In the db/db mouse model of MCM, chronic exogenous rSirt1 supplementation rescued cardiac function. This was associated with a modulation of the myocardial lipidome and a downregulation of genes involved in lipid metabolism, trafficking, inflammation, and PPARG signaling. These findings were confirmed in the human diabetic myocardium. Treatments that increase Sirt1 levels may represent a promising strategy to prevent myocardial lipid abnormalities and MCM development.
代谢性心肌病(MCM)的特征是心肌内脂质堆积,导致射血分数保留的心力衰竭(HFpEF)进展。尽管有证据表明哺乳动物沉默信息调节因子 1(Sirt1)协调心肌脂质代谢,但尚不清楚其外源性给药是否可以避免 MCM 的发生。我们研究了慢性给予重组 Sirt1(rSirt1)是否可以阻止 MCM 的进展。
将 db/db 小鼠(MCM 的一种已建立模型)腹腔内补充 rSirt1 或载体 4 周,并与 db/+ 杂合子同窝仔鼠进行比较。在治疗结束时,通过心脏超声评估心功能,并采集左心室样本进行分子分析。使用定制的 PCR 阵列评估转录变化。通过质谱法进行脂质组学分析。将暴露于高血糖的 H9c2 心肌细胞与 rSirt1 一起处理,用作 MCM 的体外模型,以研究 rSirt1 直接靶向心肌细胞和调节丙二醛水平和 caspase 3 活性的能力。分析糖尿病和非糖尿病患者的心肌样本以探索 Sirt1 表达水平和信号通路。

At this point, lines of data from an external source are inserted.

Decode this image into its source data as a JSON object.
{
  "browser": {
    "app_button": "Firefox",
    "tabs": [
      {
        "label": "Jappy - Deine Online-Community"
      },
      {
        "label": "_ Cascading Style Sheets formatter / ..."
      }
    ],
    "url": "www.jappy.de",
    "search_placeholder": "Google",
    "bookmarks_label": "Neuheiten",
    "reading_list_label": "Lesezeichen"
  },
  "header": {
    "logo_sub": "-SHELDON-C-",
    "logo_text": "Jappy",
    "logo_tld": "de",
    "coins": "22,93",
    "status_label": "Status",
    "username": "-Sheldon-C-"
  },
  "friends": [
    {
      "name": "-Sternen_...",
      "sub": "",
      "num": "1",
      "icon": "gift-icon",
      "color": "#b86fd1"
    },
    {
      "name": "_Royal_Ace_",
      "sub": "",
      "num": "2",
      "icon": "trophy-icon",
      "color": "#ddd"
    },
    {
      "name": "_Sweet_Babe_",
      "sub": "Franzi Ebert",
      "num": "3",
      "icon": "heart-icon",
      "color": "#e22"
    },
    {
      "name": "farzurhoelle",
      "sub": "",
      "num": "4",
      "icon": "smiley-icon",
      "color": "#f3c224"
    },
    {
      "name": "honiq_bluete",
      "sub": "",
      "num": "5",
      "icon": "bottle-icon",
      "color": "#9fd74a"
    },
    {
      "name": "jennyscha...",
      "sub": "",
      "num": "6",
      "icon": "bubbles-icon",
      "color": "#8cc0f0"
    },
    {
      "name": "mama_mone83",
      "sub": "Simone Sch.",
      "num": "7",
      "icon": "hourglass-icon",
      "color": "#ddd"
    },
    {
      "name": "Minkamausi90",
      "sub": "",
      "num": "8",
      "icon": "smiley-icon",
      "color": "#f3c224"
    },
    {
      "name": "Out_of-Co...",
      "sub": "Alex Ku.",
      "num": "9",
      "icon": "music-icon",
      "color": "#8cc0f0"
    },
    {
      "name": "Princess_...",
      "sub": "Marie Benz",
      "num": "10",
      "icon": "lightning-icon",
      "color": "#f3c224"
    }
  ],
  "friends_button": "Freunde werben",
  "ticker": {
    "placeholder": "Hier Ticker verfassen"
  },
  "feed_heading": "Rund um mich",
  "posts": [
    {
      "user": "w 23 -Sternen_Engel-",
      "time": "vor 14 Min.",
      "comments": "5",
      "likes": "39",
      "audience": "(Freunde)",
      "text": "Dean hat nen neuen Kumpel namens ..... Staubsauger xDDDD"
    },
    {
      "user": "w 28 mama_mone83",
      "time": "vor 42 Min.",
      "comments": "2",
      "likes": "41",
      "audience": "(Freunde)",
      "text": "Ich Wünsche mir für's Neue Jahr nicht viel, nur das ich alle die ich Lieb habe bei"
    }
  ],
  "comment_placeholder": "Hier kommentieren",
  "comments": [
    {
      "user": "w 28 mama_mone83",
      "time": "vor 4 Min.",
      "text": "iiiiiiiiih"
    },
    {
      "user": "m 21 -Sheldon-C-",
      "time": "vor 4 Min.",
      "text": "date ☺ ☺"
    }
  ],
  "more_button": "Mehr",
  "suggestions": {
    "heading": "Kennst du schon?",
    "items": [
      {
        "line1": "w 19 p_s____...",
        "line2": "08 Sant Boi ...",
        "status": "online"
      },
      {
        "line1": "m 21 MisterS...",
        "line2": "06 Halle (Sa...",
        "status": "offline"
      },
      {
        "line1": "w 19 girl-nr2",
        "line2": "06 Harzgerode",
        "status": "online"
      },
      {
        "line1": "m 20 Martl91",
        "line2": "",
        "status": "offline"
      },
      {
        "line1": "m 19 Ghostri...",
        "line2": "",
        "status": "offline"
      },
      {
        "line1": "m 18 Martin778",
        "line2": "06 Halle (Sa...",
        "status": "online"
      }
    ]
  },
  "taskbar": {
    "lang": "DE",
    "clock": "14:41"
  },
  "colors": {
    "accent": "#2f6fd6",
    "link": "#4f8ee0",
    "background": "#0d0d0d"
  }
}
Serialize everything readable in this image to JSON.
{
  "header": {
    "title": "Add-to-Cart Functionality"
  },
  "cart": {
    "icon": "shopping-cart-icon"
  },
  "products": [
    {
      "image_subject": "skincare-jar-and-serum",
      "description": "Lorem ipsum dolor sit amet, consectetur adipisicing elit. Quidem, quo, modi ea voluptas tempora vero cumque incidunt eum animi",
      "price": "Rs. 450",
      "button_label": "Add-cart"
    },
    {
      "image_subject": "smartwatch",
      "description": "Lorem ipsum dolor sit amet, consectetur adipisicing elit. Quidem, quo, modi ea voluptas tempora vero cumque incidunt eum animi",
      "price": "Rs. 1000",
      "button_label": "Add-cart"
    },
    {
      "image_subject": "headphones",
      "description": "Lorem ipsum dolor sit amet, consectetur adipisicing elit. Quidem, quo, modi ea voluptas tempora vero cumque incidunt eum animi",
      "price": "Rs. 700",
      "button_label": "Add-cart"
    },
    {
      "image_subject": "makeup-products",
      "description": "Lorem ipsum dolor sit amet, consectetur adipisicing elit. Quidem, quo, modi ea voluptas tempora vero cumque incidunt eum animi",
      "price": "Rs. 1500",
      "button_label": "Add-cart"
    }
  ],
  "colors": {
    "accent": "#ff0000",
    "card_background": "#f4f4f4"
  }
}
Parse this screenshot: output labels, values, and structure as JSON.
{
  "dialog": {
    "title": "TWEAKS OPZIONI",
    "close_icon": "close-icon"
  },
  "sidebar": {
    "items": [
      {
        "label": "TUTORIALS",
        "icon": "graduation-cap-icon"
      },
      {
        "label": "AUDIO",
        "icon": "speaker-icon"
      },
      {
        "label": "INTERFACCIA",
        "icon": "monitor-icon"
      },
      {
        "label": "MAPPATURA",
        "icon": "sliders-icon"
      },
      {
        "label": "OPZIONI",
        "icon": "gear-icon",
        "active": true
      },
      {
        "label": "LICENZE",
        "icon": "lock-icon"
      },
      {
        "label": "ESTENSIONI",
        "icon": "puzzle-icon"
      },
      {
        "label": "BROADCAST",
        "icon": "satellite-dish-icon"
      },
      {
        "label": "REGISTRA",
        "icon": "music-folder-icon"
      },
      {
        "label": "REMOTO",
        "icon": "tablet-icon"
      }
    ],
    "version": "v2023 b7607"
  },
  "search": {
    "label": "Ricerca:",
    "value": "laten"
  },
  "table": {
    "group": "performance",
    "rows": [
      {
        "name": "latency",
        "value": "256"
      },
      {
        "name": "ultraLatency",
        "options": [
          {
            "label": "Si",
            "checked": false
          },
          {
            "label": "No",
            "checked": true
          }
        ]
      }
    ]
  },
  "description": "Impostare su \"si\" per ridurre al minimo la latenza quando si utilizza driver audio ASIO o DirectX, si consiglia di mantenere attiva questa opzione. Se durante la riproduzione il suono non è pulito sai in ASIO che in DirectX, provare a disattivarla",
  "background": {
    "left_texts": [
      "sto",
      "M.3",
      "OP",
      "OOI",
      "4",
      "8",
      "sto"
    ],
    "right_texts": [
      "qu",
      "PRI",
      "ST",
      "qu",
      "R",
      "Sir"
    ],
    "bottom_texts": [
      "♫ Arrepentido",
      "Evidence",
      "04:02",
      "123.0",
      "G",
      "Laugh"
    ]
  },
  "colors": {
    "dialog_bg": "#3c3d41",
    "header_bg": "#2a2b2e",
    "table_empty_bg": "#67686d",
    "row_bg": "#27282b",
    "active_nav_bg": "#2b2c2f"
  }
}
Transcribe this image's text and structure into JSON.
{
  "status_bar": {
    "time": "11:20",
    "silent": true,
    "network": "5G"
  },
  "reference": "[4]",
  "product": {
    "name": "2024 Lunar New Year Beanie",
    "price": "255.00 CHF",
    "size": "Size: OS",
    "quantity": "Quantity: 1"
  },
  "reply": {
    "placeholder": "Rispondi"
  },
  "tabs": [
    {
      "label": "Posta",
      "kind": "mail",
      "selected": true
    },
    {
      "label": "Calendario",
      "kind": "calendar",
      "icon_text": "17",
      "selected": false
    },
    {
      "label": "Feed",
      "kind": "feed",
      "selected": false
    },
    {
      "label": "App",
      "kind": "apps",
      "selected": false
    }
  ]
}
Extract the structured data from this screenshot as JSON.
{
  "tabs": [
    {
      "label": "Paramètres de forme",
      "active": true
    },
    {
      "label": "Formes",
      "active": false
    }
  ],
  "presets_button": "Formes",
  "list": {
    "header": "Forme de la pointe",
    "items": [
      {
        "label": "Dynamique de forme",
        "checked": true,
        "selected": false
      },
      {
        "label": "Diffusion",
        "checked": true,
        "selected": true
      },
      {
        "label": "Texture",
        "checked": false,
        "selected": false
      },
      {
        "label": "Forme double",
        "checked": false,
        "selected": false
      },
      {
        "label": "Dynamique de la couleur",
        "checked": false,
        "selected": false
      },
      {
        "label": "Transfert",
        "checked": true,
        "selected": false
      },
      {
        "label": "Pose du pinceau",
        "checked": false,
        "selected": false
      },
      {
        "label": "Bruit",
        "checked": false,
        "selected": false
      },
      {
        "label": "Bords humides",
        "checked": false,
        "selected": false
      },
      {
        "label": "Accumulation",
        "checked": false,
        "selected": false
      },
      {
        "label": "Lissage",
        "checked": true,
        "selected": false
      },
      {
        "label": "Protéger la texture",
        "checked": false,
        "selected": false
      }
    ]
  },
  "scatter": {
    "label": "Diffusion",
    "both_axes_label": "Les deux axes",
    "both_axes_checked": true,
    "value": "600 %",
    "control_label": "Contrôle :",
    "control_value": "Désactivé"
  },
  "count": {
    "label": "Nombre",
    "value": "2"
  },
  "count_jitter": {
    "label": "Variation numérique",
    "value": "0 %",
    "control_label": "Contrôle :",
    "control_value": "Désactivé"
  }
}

rSirt1 治疗通过改善左心室射血分数、缩短分数和舒张功能(E/A 比值)恢复了心脏 Sirt1 水平并维持了心脏功能。在 rSirt1 治疗的 db/db 小鼠的左心室样本中,rSirt1 调节了心脏脂质组:中链和长链三酰甘油、长链三酰甘油和仅含饱和脂肪酸的三酰甘油减少,而含二十二碳六烯酸的三酰甘油增加。在体外和体内,rSirt1 下调了几个参与脂质转运、代谢和炎症的基因,如 Cd36、Acox3、Pparg、Ncoa3 和 Ppara。在人类中,心脏 Sirt1 表达水平降低与心肌内三酰甘油和与 PPARG 相关基因的升高有关。
在 MCM 的 db/db 小鼠模型中,慢性外源性 rSirt1 补充挽救了心功能。这与心肌脂质组的调节以及参与脂质代谢、转运、炎症和 PPARG 信号的基因的下调有关。这些发现在人类糖尿病心肌中得到了证实。增加 Sirt1 水平的治疗方法可能是预防心肌脂质异常和 MCM 发展的有前途的策略。